I could write a thesis on what I think of this amazing group of siblings, long disbanded. Online you will find analysis that talks about their “bubblegum pop” sound and the failure of the group to break it big, for whatever that is worth. What I hear are very intelligent choral arrangements based in a classical idiom rather than a pop one and searingly honest lyrics that require a few readings to understand the depths behind them [I nearly typed "spiritual depths" but that categorises this group incorrectly]. The music has an appeal to a three year old and an adult, avoiding whimsy and tweeness.

Start with “Kites are Fun” and the extraordinary “Bubbles”
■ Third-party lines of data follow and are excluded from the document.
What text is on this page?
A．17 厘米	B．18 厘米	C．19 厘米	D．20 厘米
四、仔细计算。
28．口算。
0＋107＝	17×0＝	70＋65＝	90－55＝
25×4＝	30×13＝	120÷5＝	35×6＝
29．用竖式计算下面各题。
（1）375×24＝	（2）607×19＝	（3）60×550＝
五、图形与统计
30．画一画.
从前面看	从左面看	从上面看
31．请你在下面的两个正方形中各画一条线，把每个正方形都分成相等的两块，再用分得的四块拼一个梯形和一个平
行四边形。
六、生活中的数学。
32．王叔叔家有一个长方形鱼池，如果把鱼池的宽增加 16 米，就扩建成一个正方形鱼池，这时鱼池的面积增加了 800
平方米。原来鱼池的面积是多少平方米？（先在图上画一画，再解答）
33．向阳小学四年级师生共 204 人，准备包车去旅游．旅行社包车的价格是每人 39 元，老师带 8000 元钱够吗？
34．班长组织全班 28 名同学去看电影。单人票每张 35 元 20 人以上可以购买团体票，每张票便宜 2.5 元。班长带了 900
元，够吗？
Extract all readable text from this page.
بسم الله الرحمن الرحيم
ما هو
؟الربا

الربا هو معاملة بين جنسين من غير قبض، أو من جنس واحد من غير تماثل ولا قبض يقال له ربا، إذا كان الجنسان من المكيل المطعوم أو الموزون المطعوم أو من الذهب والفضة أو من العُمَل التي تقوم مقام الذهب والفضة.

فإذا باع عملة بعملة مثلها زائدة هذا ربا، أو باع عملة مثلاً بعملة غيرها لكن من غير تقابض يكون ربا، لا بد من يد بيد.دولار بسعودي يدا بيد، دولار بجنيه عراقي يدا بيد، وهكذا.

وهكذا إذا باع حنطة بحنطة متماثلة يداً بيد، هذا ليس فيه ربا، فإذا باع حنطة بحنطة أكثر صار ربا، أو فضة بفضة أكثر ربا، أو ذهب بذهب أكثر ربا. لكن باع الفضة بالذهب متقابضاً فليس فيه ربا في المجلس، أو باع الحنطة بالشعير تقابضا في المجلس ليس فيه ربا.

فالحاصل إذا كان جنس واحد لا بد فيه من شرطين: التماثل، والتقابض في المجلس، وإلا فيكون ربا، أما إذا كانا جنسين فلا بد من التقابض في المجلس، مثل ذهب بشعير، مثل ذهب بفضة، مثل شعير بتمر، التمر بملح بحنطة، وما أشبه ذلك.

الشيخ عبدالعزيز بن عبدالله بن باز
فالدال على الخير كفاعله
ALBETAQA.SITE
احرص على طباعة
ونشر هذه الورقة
and move through “Daniel Dolphin” to what can only be described as the least commercial series of cover versions of well-known material I have ever heard – listen to “Light My Fire” – isn’t this just, well, mind-expanding? That is a top B in the soprano part!

At the moment my children love “2002 – a Hit Song” for the alternating 4/4, 12/8 4/8 time signature.

Thanks to this digital age material like this can never be lost, but simply rediscovered and absorbed by a new generation of ears. In 2010 I made contact with Chris Dedrick, the main writer behind The Free Design. He was terminally ill and has since passed away. He listened to some of my own music and we had some correspondence of mutual admiration, which I have to say I found deeply flattering.

Maybe the sound we all make will touch some younger ears somewhere in that “special” way. Maybe somewhere out there there is another potential Clannad or The Free Design that will again ask us to “Give a little time to the child within you, don’t be afraid to young and free. Undo the lock and throw away the key and take off your shoes and socks and run you”. After all, the best music is about simple things, and it can take a lifetime to say a simple thing well.